From the documentation CUDA Runtime API :: CUDA Toolkit Documentation :
if there is no such context, it uses a “primary context.”
It seems runtime API will create a primary context if there’s no cuda context for the current process. Then I can assume cuda context will be created after i call any cuda runtime API successfully.
However, from the experiment, it seems cudaGetDevice
will just give 0
, without initializing a cuda context.

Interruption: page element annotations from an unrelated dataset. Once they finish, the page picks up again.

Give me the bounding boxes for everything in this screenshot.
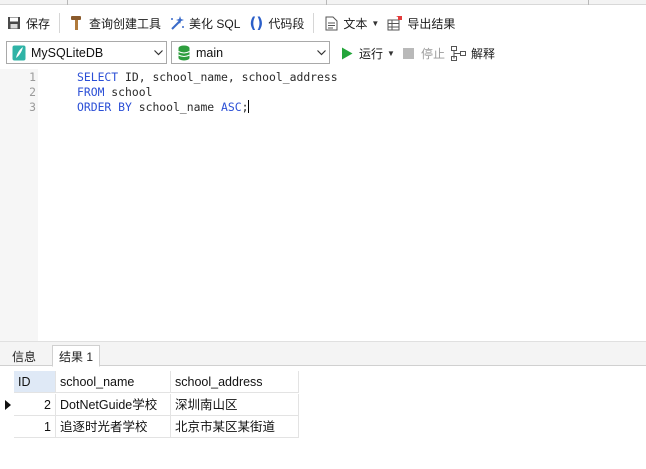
stop-icon bbox=[401, 45, 417, 61]
document-icon bbox=[323, 15, 339, 31]
save-icon bbox=[6, 15, 22, 31]
beautify-sql-button[interactable]: 美化 SQL bbox=[165, 11, 244, 35]
sql-editor[interactable]: 1 SELECT ID, school_name, school_address… bbox=[0, 69, 646, 341]
connection-value: MySQLiteDB bbox=[31, 45, 104, 60]
current-row-arrow-icon bbox=[5, 400, 11, 410]
code-text: FROM school bbox=[77, 85, 152, 100]
cell-school-address[interactable]: 北京市某区某街道 bbox=[171, 416, 299, 438]
hammer-icon bbox=[69, 15, 85, 31]
tab-label: 信息 bbox=[12, 349, 37, 364]
stop-button[interactable]: 停止 bbox=[398, 41, 448, 65]
beautify-sql-label: 美化 SQL bbox=[189, 16, 241, 31]
chevron-down-icon: ▼ bbox=[371, 18, 380, 28]
code-line: 3 ORDER BY school_name ASC; bbox=[0, 100, 646, 115]
code-line: 2 FROM school bbox=[0, 85, 646, 100]
column-header-school-address[interactable]: school_address bbox=[171, 371, 299, 393]
text-cursor bbox=[248, 100, 250, 113]
line-number: 2 bbox=[29, 85, 36, 99]
sql-text: ID, school_name, school_address bbox=[118, 70, 338, 84]
tab-strip bbox=[0, 0, 646, 5]
save-button[interactable]: 保存 bbox=[0, 11, 54, 35]
tab-divider bbox=[588, 0, 589, 5]
code-text: ORDER BY school_name ASC; bbox=[77, 100, 250, 115]
text-button[interactable]: 文本 ▼ bbox=[319, 11, 383, 35]
stop-label: 停止 bbox=[420, 46, 445, 61]
explain-button[interactable]: 解释 bbox=[448, 41, 498, 65]
column-header-id[interactable]: ID bbox=[14, 371, 56, 393]
database-select[interactable]: main bbox=[171, 41, 330, 64]
tab-info[interactable]: 信息 bbox=[6, 345, 42, 367]
run-controls: 运行 ▼ 停止 解释 bbox=[336, 42, 498, 64]
export-result-button[interactable]: 导出结果 bbox=[383, 11, 459, 35]
cell-id[interactable]: 1 bbox=[14, 416, 56, 438]
query-builder-label: 查询创建工具 bbox=[89, 16, 162, 31]
tab-result-1[interactable]: 结果 1 bbox=[52, 345, 101, 367]
query-builder-button[interactable]: 查询创建工具 bbox=[65, 11, 165, 35]
export-result-label: 导出结果 bbox=[407, 16, 456, 31]
explain-label: 解释 bbox=[470, 46, 495, 61]
chevron-down-icon bbox=[313, 42, 329, 63]
code-snippet-button[interactable]: () 代码段 bbox=[244, 11, 308, 35]
sql-keyword: FROM bbox=[77, 85, 105, 99]
chevron-down-icon[interactable]: ▼ bbox=[387, 49, 395, 58]
connection-toolbar: MySQLiteDB main 运行 ▼ 停止 解释 bbox=[0, 40, 646, 66]
tab-divider bbox=[326, 0, 327, 5]
cell-school-name[interactable]: DotNetGuide学校 bbox=[56, 394, 171, 416]
sql-text: school bbox=[104, 85, 153, 99]
main-toolbar: 保存 查询创建工具 美化 SQL () 代码段 文本 ▼ 导出结果 bbox=[0, 8, 646, 38]
line-number: 3 bbox=[29, 100, 36, 114]
sql-text: school_name bbox=[131, 100, 222, 114]
line-number: 1 bbox=[29, 70, 36, 84]
code-text: SELECT ID, school_name, school_address bbox=[77, 70, 338, 85]
database-icon bbox=[177, 45, 191, 61]
database-value: main bbox=[196, 45, 224, 60]
code-snippet-icon: () bbox=[249, 14, 264, 32]
result-tabs: 信息 结果 1 bbox=[0, 341, 646, 367]
code-snippet-label: 代码段 bbox=[268, 16, 305, 31]
tab-divider bbox=[67, 0, 68, 5]
toolbar-separator bbox=[59, 13, 61, 33]
column-header-school-name[interactable]: school_name bbox=[56, 371, 171, 393]
code-line: 1 SELECT ID, school_name, school_address bbox=[0, 70, 646, 85]
chevron-down-icon bbox=[150, 42, 166, 63]
sqlite-feather-icon bbox=[12, 45, 26, 61]
sql-text: ; bbox=[241, 100, 249, 114]
cell-school-address[interactable]: 深圳南山区 bbox=[171, 394, 299, 416]
explain-diagram-icon bbox=[451, 45, 467, 61]
tab-label: 结果 1 bbox=[59, 349, 94, 364]
toolbar-separator bbox=[313, 13, 315, 33]
run-label: 运行 bbox=[359, 46, 384, 61]
sql-keyword: SELECT bbox=[77, 70, 119, 84]
save-label: 保存 bbox=[26, 16, 51, 31]
connection-select[interactable]: MySQLiteDB bbox=[6, 41, 167, 64]
play-icon bbox=[339, 45, 355, 61]
export-grid-icon bbox=[387, 15, 403, 31]
cell-school-name[interactable]: 追逐时光者学校 bbox=[56, 416, 171, 438]
sql-keyword: ASC bbox=[221, 100, 242, 114]
magic-wand-icon bbox=[169, 15, 185, 31]
run-button[interactable]: 运行 ▼ bbox=[336, 41, 398, 65]
cell-id[interactable]: 2 bbox=[14, 394, 56, 416]
sql-keyword: ORDER BY bbox=[77, 100, 132, 114]
text-label: 文本 bbox=[343, 16, 368, 31]
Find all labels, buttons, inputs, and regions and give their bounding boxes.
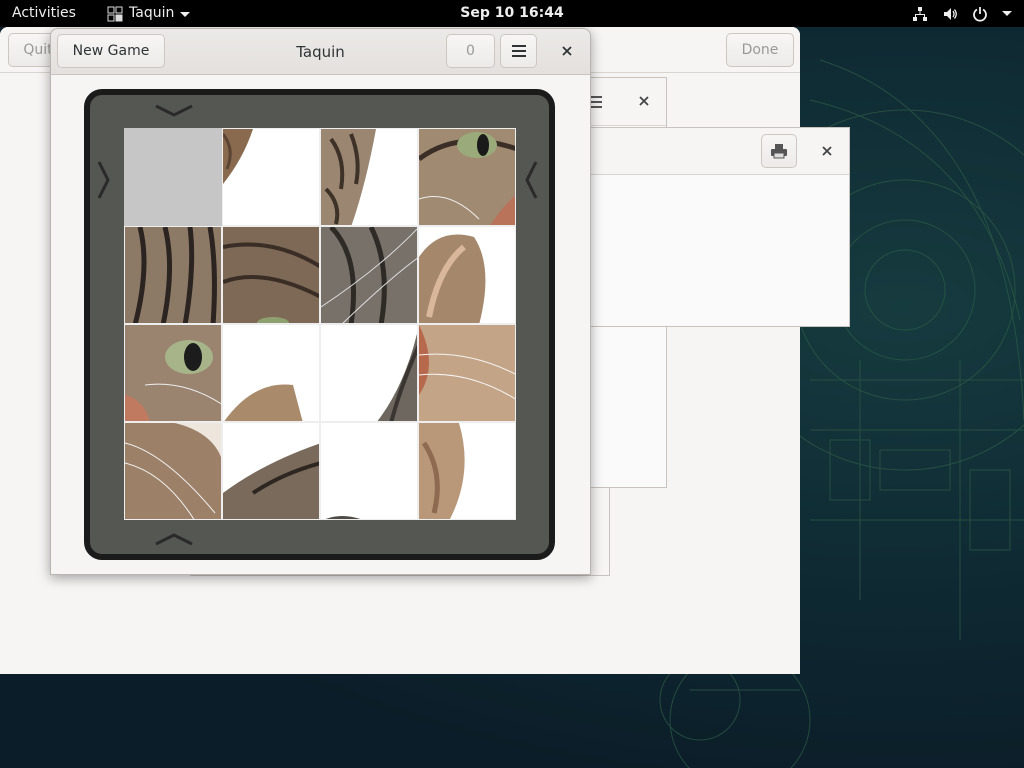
close-icon[interactable] — [638, 95, 650, 107]
puzzle-tile[interactable] — [418, 422, 516, 520]
puzzle-tile[interactable] — [418, 324, 516, 422]
close-icon[interactable] — [821, 145, 833, 157]
clock[interactable]: Sep 10 16:44 — [460, 5, 563, 21]
puzzle-tile[interactable] — [320, 128, 418, 226]
taquin-app-icon — [107, 6, 123, 21]
puzzle-tile[interactable] — [320, 324, 418, 422]
taquin-window: New Game Taquin 0 — [50, 28, 591, 575]
menu-button[interactable] — [500, 34, 537, 68]
chevron-down-icon — [180, 12, 191, 17]
arrow-up-icon[interactable] — [154, 531, 194, 547]
tile-grid — [124, 128, 516, 520]
puzzle-tile[interactable] — [418, 226, 516, 324]
puzzle-tile[interactable] — [124, 324, 222, 422]
done-button[interactable]: Done — [726, 33, 794, 67]
print-dialog — [590, 127, 850, 327]
app-menu[interactable]: Taquin — [107, 0, 191, 27]
network-icon — [913, 6, 927, 21]
puzzle-board — [84, 89, 555, 560]
dialog-header-bar — [591, 128, 849, 175]
printer-icon — [771, 144, 787, 159]
arrow-down-icon[interactable] — [154, 103, 194, 119]
puzzle-tile[interactable] — [418, 128, 516, 226]
print-button[interactable] — [761, 134, 797, 168]
close-icon — [562, 46, 572, 56]
app-menu-label: Taquin — [129, 5, 175, 21]
empty-tile — [124, 128, 222, 226]
puzzle-tile[interactable] — [124, 226, 222, 324]
system-tray[interactable] — [912, 0, 1012, 27]
puzzle-tile[interactable] — [222, 226, 320, 324]
arrow-right-icon[interactable] — [96, 160, 112, 200]
close-button[interactable] — [553, 37, 581, 65]
puzzle-tile[interactable] — [320, 226, 418, 324]
power-icon — [973, 6, 987, 22]
top-bar: Activities Taquin Sep 10 16:44 — [0, 0, 1024, 27]
hamburger-menu-icon — [512, 45, 526, 57]
puzzle-tile[interactable] — [222, 128, 320, 226]
arrow-left-icon[interactable] — [523, 160, 539, 200]
chevron-down-icon — [1002, 11, 1012, 16]
moves-counter: 0 — [446, 34, 495, 68]
puzzle-tile[interactable] — [124, 422, 222, 520]
puzzle-tile[interactable] — [222, 324, 320, 422]
volume-icon — [944, 7, 957, 20]
puzzle-tile[interactable] — [320, 422, 418, 520]
taquin-header-bar: New Game Taquin 0 — [51, 29, 590, 75]
new-game-button[interactable]: New Game — [57, 34, 165, 68]
activities-button[interactable]: Activities — [12, 0, 76, 27]
puzzle-tile[interactable] — [222, 422, 320, 520]
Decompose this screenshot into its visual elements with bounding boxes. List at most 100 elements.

Is this standard behavior?
This code can explain the confusion:
#include <cuda_runtime.h>
#include <iostream>
#include <unistd.h>
int main() {
int device = 1;
int cur_device = -1;
// Get current device
cudaError_t error = cudaGetDevice(&cur_device);
if (error != cudaSuccess) {
std::cerr << "Error getting current device: " << cudaGetErrorString(error) << std::endl;
return 1;
}
std::cout << "Current device before change: " << cur_device << std::endl;
// Set device to 0
error = cudaSetDevice(device);
if (error != cudaSuccess) {
std::cerr << "Error setting device: " << cudaGetErrorString(error) << std::endl;
return 1;
}
// Get device again to verify
error = cudaGetDevice(&cur_device);
if (error != cudaSuccess) {
std::cerr << "Error getting current device after change: " << cudaGetErrorString(error) << std::endl;
return 1;
}
std::cout << "Current device after change: " << cur_device << std::endl;
// Sleep for 60 seconds
std::cout << "Sleeping for 60 seconds...\n";
sleep(60);
return 0;
}
It produces:
Current device before change: 0
Current device after change: 1
However, from nvidia-smi
, I can tell the process only has a cuda context in device 1, which makes “Current device before change: 0” very confusing, because this process never used device 0.
For more context, where I come from:
I’m trying to use torch.cuda.set_device(i)
to make sure my process has a cuda context in device i. However, I find torch.cuda.set_device(0)
silently fails to create a cuda context on device 0, while other index works.
By checking the code:
This is because torch.cuda.set_device(0)
will call cudaGetDevice
first, and it has a shortcut if the returned device is already the same as requested. Then it will skip the cudaSetDevice
call.
I’d like to know, if this is the intended behavior of cudaGetDevice
(and documentation should be improved, pytorch team should be aware of it), or it is a bug that needs to be fixed from cuda runtime API side?